Table 2 shows the obtained results of performance indices for all the developed models. All results of VAF, RMSE, and R2 for both training and testing data sets showed that two hybrid models receive a better performance prediction compared to pre-developed ANN model. RMES results of (0.083, 0.055), (0.041, 0.033), and (0.056, 0.035) were obtained for ANN, ANFIS, and ICA-ANN models, respectively, which showed that, by developing ANFIS models, a significant decrease in system error can be found. Therefore, ANFIS compared to the other proposed models can provide a better performance capacity in predicting bearing capacity of driven piles.

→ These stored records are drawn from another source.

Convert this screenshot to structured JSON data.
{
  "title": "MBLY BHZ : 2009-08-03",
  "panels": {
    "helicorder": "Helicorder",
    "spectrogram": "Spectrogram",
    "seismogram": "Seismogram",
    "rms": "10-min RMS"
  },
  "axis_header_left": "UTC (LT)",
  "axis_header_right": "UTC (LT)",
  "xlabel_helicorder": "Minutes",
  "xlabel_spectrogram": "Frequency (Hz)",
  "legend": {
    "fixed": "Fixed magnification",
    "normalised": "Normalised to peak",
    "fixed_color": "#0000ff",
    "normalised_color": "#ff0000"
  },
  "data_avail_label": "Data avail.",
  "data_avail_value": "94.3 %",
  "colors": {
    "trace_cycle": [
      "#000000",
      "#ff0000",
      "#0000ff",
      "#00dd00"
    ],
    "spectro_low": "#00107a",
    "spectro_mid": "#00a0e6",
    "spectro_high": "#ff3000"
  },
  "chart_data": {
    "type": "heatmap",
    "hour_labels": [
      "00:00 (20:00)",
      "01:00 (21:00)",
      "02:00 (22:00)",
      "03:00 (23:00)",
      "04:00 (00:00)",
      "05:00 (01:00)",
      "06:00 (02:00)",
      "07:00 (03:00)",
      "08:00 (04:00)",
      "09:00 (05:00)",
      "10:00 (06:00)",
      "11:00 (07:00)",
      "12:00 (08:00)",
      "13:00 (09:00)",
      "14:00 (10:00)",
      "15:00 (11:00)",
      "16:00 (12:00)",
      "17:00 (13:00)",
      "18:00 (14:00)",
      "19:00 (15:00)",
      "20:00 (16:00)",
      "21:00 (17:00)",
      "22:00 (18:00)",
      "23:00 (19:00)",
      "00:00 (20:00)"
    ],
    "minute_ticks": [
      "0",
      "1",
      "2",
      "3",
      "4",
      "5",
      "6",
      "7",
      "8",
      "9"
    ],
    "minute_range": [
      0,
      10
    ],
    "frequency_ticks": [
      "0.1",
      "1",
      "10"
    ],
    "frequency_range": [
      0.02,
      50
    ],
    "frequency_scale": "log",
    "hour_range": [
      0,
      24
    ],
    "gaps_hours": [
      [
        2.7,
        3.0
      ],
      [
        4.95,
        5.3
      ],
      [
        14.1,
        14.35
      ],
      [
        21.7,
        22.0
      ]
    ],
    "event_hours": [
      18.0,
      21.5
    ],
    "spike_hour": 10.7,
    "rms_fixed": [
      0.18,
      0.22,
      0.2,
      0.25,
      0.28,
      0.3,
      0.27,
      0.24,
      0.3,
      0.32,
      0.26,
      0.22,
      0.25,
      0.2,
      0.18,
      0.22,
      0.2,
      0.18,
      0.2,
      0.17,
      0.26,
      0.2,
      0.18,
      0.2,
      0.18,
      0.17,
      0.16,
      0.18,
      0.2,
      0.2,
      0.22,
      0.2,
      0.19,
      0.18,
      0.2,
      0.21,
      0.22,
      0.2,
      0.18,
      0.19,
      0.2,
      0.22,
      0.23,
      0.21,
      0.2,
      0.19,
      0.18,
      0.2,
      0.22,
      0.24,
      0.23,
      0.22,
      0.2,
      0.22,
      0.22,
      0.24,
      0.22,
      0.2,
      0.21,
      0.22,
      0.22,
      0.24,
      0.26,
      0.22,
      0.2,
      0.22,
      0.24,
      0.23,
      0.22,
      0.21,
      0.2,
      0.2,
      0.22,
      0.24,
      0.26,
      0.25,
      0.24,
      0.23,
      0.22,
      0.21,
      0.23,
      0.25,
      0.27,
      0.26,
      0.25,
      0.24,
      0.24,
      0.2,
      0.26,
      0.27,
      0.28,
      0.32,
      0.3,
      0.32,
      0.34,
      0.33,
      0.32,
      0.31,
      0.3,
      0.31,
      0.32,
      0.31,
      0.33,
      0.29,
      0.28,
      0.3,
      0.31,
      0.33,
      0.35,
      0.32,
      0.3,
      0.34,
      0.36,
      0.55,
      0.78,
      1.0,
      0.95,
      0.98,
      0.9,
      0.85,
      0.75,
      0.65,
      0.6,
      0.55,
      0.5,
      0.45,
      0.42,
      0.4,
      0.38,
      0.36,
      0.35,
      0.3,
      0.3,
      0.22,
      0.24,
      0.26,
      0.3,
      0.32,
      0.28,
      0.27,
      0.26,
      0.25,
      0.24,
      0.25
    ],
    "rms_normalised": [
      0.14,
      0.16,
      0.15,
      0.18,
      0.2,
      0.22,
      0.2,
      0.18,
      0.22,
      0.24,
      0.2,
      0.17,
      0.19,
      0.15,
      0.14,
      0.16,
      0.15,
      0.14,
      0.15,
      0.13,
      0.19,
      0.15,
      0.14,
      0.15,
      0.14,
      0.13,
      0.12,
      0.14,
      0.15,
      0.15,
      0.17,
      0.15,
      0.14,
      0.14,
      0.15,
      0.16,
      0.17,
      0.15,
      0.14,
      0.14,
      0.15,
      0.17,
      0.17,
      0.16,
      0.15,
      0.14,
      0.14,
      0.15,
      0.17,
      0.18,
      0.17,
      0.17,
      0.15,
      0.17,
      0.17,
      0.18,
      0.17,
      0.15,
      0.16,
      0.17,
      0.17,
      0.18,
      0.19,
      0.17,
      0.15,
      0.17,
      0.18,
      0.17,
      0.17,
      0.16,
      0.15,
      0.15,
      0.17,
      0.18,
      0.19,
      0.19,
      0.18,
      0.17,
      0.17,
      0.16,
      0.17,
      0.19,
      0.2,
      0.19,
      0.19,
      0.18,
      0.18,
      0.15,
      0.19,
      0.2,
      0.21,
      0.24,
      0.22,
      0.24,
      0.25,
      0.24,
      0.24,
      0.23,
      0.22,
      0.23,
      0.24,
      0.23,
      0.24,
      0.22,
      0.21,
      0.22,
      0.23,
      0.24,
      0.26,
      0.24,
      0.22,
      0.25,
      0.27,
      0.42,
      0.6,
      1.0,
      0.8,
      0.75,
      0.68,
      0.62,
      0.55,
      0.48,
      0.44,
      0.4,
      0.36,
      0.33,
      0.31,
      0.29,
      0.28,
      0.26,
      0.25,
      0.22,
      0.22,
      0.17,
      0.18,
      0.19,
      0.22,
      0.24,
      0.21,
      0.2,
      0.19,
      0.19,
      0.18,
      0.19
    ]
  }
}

Table 2 Performance indices’ results for the developed models

Figure 3,4, and 5 present the predicted and measured values of pile bearing capacity and their coefficients of determination by developing ANN, ICA-ANN, and ANFIS predictive approaches, respectively. As a result, R2 values of (0.895, 0.905), (0.945, 0.958), and (0.967, 0.975) were obtained for ANN, ICA-ANN, and ANFIS predictive techniques, respectively which showed that a difference of 0.7 can be found between ANN and ANFIS models. In addition, Figs. 6, 7 show the comparison of RMSE and VAF results, respectively, for ANN, ICA-ANN, and ANFIS models. Based on these figures, the best model with the minimum RMSE and the maximum VAF is related to ANFIS model. In fact, this model with assistance/advantage of both ANN and FIS techniques can perform better for solving problem of pile bearing capacity, and it can be introduced as a comprehensive model in the mentioned field.

Fig. 3
figure 3

Training and testing data sets modeled by ANN

Fig. 4
figure 4

Training and testing data sets modeled by ICA-ANN

Fig. 5
figure 5

Training and testing data sets modeled by ANFIS

Fig. 6
figure 6

Comparison of the RMSE results

Fig. 7
figure 7

Comparison of the VAF results

6 Conclusions

In the present study, we apply three intelligent models (i.e., ANN, ANFIS, and ICA-ANN) to estimate the bearing capacity of driven piles. A database comprising a total of 59 datasets was provided. In each data set, φ shaft, φ tip, σv, L, and A were selected as inputs, while Q was set as the output of the system. All effecting parameters of each model were identified and applied for each model to receive higher performance capacity. Therefore, a series of parametric studies were conducted on the developed intelligent models by means of particular parameters of FIS, ICA, and ANN. As shown by the obtained results, both hybrid models were capable of significantly improving the performance prediction, though the ANFIS predictive model outperformed the ICA-ANN in terms of predicting the Q values. The obtained results of the developed models were as (0.895, 0.905), (0.945, 0.958), and (0.967, 0.975) for ANN, ICA-ANN, and ANFIS models, respectively, based on R2. In addition, ANFIS model receives highest results of VAF and lowest results of RMSE among all the developed models in estimating pile bearing capacity. VAF values of 96.585 and 97.510 were obtained for training and testing of ANFIS model, and they are higher than results of ANN and ICA-ANN. It can be concluded that the ANFIS model would be the proper alternative as it combines the advantages of the ANN and FIS techniques to demonstrate a high prediction capacity in solving a mentioned problem in geotechnics.